Supermarkets have been at the forefront of exploiting the hands-on shopping style of children. We have countless videotape moments showing kids in grocery stores begging, coaxing, whining, imploring Mom or Dad to choose some item (and when that fails, simply grabbing it and tossing it into the cart). If it’s within their reach, they will touch it, and if they touch it, there’s at least a chance that Mom or Dad will relent and buy it, Dad especially. Even this must be done with care, though—we once studied a market that had placed products with kid appeal on the bottom shelf, not realizing that for children riding in shopping carts, the shelf just below the middle one is ideal.
Supermarkets have gotten so good at appealing to children that parents are in semirevolt. In response to complaints about the candy and gum racks by the cashiers, some markets have begun to offer candy-free checkouts. (Now the confectioners are complaining.) We found an alarming trend in a study a few years back: a growing number of parents who assiduously steer clear of the cookie and cracker aisle in order to spare themselves the predictable youthful hue and cry.
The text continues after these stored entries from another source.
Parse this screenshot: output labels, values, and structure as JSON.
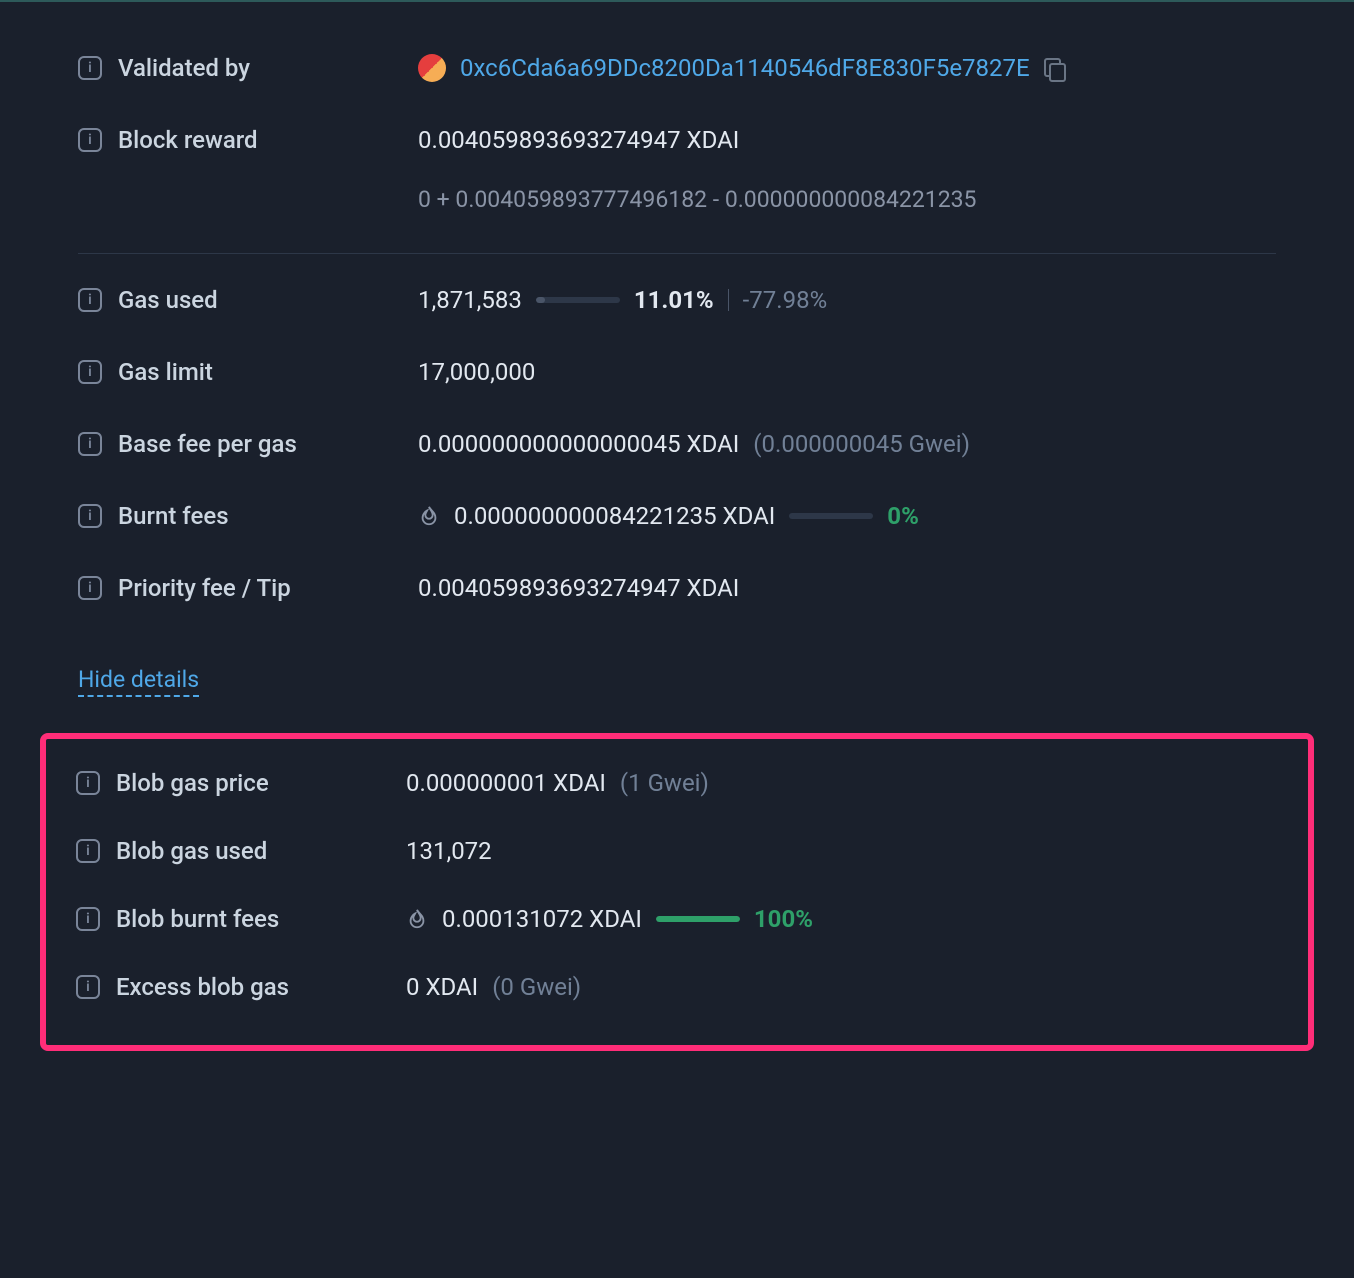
{
  "validated_by": {
    "label": "Validated by",
    "address": "0xc6Cda6a69DDc8200Da1140546dF8E830F5e7827E"
  },
  "block_reward": {
    "label": "Block reward",
    "value": "0.004059893693274947 XDAI",
    "breakdown": "0 + 0.004059893777496182 - 0.000000000084221235"
  },
  "gas_used": {
    "label": "Gas used",
    "value": "1,871,583",
    "percent": "11.01%",
    "progress_pct": 11,
    "delta": "-77.98%"
  },
  "gas_limit": {
    "label": "Gas limit",
    "value": "17,000,000"
  },
  "base_fee": {
    "label": "Base fee per gas",
    "value": "0.000000000000000045 XDAI",
    "gwei": "(0.000000045 Gwei)"
  },
  "burnt_fees": {
    "label": "Burnt fees",
    "value": "0.000000000084221235 XDAI",
    "percent": "0%",
    "progress_pct": 0
  },
  "priority_fee": {
    "label": "Priority fee / Tip",
    "value": "0.004059893693274947 XDAI"
  },
  "hide_details": "Hide details",
  "blob_gas_price": {
    "label": "Blob gas price",
    "value": "0.000000001 XDAI",
    "gwei": "(1 Gwei)"
  },
  "blob_gas_used": {
    "label": "Blob gas used",
    "value": "131,072"
  },
  "blob_burnt_fees": {
    "label": "Blob burnt fees",
    "value": "0.000131072 XDAI",
    "percent": "100%",
    "progress_pct": 100
  },
  "excess_blob_gas": {
    "label": "Excess blob gas",
    "value": "0 XDAI",
    "gwei": "(0 Gwei)"
  }
}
To counter that maneuver, our cookie manufacturer client began securing strategic adjacencies—with appropriate aisle partners (cookies on one side of the aisle and baby food on the other, for example) to guarantee that one way or another, families will have to confront chocolate chips.
In the ’80s, General Mills devised a new product for callow palates: a microwave popcorn that came in different colors. They advertised the stuff heavily on kiddie TV, but then—in a classic example of the merchandising hand not knowing what the marketing hand was doing—failed to make sure it was being displayed within reach of its intended consumers. In fact, assuming that parents would do the buying, the firm’s typical supermarket planogram had positioned it on
the high side, and this, we felt sure, was to blame for the product’s disappointing sales. We still show clients the video of a boy of six or so making repeated flying leaps at the shelf where the popcorn was kept, trying to knock one to the floor so he could show it to Mom. He finally got it down, but his mother refused to allow it in the cart. Dejectedly, he put it back on the shelf—not where it had been, but down at his eye level. And sure enough, the next kid who came by saw it, grabbed it and tossed it into Dad’s cart, where it remained. A classic moment in the wisdom of watching the shopper.
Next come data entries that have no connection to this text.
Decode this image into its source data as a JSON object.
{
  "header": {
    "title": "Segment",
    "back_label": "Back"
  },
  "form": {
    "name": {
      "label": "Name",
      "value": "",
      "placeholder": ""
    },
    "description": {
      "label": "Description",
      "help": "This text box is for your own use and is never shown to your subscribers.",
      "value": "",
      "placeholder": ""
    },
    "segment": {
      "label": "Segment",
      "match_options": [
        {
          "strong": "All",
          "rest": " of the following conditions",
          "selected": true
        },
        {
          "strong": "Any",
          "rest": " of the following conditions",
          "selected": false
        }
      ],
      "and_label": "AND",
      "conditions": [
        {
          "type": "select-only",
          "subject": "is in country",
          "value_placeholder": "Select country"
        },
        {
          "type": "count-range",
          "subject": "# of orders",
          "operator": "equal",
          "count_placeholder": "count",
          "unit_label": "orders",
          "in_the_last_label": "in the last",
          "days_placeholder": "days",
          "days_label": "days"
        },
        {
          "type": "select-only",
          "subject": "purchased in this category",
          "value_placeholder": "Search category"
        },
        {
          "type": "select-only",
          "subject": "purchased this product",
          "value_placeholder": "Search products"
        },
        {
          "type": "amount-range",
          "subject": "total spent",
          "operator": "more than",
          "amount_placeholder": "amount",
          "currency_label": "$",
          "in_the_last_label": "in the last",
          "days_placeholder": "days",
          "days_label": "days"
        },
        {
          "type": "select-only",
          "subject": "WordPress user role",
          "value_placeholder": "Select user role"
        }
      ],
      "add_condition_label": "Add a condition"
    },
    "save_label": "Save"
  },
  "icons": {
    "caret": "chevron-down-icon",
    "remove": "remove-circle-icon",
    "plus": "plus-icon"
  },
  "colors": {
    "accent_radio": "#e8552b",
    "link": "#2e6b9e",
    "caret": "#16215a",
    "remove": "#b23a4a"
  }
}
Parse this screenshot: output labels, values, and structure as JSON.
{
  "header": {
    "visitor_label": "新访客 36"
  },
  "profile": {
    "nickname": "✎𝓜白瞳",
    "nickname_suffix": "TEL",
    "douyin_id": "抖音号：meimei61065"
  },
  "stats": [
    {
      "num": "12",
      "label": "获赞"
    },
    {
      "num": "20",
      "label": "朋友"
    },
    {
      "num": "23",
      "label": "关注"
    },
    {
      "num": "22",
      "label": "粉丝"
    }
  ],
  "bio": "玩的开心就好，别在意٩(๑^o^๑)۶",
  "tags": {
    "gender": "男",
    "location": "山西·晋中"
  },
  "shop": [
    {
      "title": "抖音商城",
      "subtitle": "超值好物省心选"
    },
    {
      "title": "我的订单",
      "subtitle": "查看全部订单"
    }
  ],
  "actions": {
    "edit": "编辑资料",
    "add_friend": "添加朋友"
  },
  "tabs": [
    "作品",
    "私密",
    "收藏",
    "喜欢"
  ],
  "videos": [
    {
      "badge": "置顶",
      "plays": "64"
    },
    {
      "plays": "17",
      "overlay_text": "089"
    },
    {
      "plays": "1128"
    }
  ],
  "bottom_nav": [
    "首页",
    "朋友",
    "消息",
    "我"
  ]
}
It would be almost impossible for families to shop together if not for the advent of kid-friendly dining, and McDonald’s, more than anyone, has prospered from this—the restaurants are part convenience, part bribery for the little citizens if only they’ll behave through a morning at the mall. McDonald’s realized early on that if it could appeal to children—through its menu but also with the toys and licensed character cups and playlands—it would get the parents as well. It’s no coincidence that America’s dominant fast food is also the favorite among kids. But even McDonald’s doesn’t get everything right. One glaring omission: The counters are all too high for children to use. A seven-or eight-year-old is certainly capable of going alone from table to counter to order more fries or another soda. But the design of the restaurants forbids it. Even the menu boards are so high that only an adult can comfortably see them. There should be kid-level menus that employ large photos of the food and as few words as possible.